Like the first code, in addition to the main function, this code also contains four functions, namely gpu_kernel, cpu_kernel, verify, and compute.

Among them, gpu_kernel is responsible for the multiplication operation of the matrix on the gpu and the function of calculating the operation time, cpu_kernel is responsible for the multiplication operation of the matrix on the cpu and the function of calculating the operation time, verify is responsible for the comparison of the results of the matrix operation on the gpu and cpu, and compute is responsible for Matrix random initialization, calling the first three functions, output results and many other functions

The difference is that this code uses molloc_shared and malloc_host to implement unified shared memory

operation result:

Comparative analysis of several operating results

Through the above different operations, it can be found that the devcloud platform has obvious high-performance advantages. In addition, among the three methods of devcloud, the advantages of USM can be summarized as follows:

SYCL* buffers are powerful, however, replacing all pointers and arrays with buffers in a c++ program may burden the programmer, so in this case you may consider using unified shared memory USM

1. When porting C++ code to sycl, you want to change as little code as possible

2. Use explicit USM allocation when you need to control data movement

Challenges encountered in the project, solutions and experiences

SYCL is a heterogeneous programming framework. For beginners who have never understood it, it is a challenge to understand the concepts and programming models of SYCL. In order to solve this problem, I carefully studied the audio ppt provided by the teacher and the oneapi official document The first four chapters mainly include three aspects: introduction to oneapi, sycl programming framework and sycl’s unified shared memory

In order to deepen the understanding of oneAPI, I wrote four summary csdn blogs based on the above learning content.

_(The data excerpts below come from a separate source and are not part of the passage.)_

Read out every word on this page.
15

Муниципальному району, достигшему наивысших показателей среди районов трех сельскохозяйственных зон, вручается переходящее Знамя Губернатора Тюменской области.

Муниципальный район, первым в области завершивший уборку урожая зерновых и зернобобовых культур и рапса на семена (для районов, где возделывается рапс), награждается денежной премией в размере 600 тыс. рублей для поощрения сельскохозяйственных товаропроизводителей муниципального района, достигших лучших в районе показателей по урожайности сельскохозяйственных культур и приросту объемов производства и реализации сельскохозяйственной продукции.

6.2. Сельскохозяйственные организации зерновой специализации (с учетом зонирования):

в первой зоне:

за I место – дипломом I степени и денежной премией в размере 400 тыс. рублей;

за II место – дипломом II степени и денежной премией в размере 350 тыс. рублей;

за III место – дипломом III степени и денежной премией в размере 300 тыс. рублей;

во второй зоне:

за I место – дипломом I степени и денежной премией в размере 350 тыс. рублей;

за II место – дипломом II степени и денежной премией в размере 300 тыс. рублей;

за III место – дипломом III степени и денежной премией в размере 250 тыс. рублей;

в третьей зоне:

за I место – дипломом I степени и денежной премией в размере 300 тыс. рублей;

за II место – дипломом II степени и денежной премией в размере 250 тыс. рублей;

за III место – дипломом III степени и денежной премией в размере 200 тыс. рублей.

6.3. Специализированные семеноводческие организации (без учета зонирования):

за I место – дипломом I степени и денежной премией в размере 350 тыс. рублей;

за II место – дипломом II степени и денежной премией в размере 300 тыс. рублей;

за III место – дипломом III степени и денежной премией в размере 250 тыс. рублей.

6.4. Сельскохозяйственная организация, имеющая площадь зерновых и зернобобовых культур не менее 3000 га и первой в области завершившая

The links are as follows:

oneAPI study notes 1: Introduction to SYCL

oneAPI study notes 2: jupyter official documentation (oneAPI_Intro) study notes

oneAPI study notes three: jupyter official document (SYCL Program Structure) study notes

oneAPI study notes four: jupyter official document (Unified Shared Memory) study notes

Despite this, learning sycl is still in the introductory stage and still faces many challenges, including but not limited to the challenge of dealing with different hardware compatibility, the challenge of how to optimize code on different devices, and some error handling specific to heterogeneous programming. challenges etc.

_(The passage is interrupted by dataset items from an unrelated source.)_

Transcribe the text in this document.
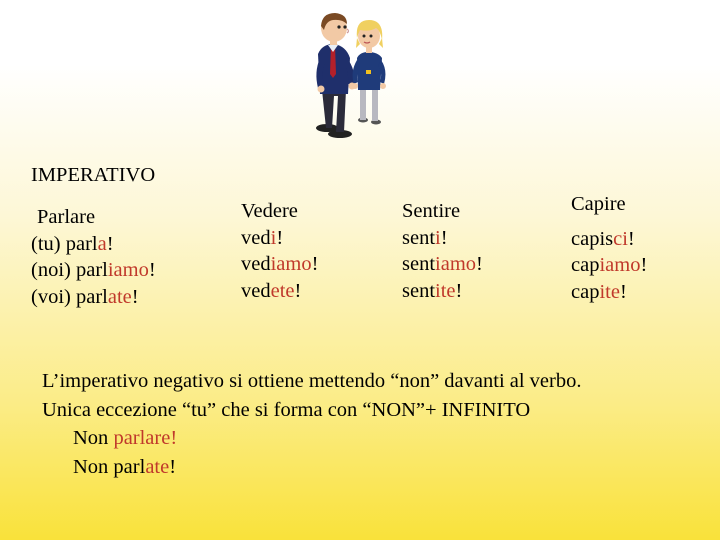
IMPERATIVO
Parlare
(tu) parla!
(noi) parliamo!
(voi) parlate!
Vedere
vedi!
vediamo!
vedete!
Sentire
senti!
sentiamo!
sentite!
Capire
capisci!
capiamo!
capite!
L’imperativo negativo si ottiene mettendo “non” davanti al verbo.
Unica eccezione “tu” che si forma con “NON”+ INFINITO
Non parlare!
Non parlate!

All in all, this oneAPI practice exposed me to Intel’s cutting-edge technology and benefited a lot. Conducting the SYCL experiment was a challenging but fulfilling process. During this process, I improved my ability to deal with an unfamiliar problem and at the same time exercised my ability to read and study English official technical documents. In addition, I was exposed to vocabulary that I had never heard of before, such as high-performance computing (HPC), heterogeneous programming, etc. With the accumulation of time and practice, I hope to become more proficient in applying SYCL and gain more gains and experience from it.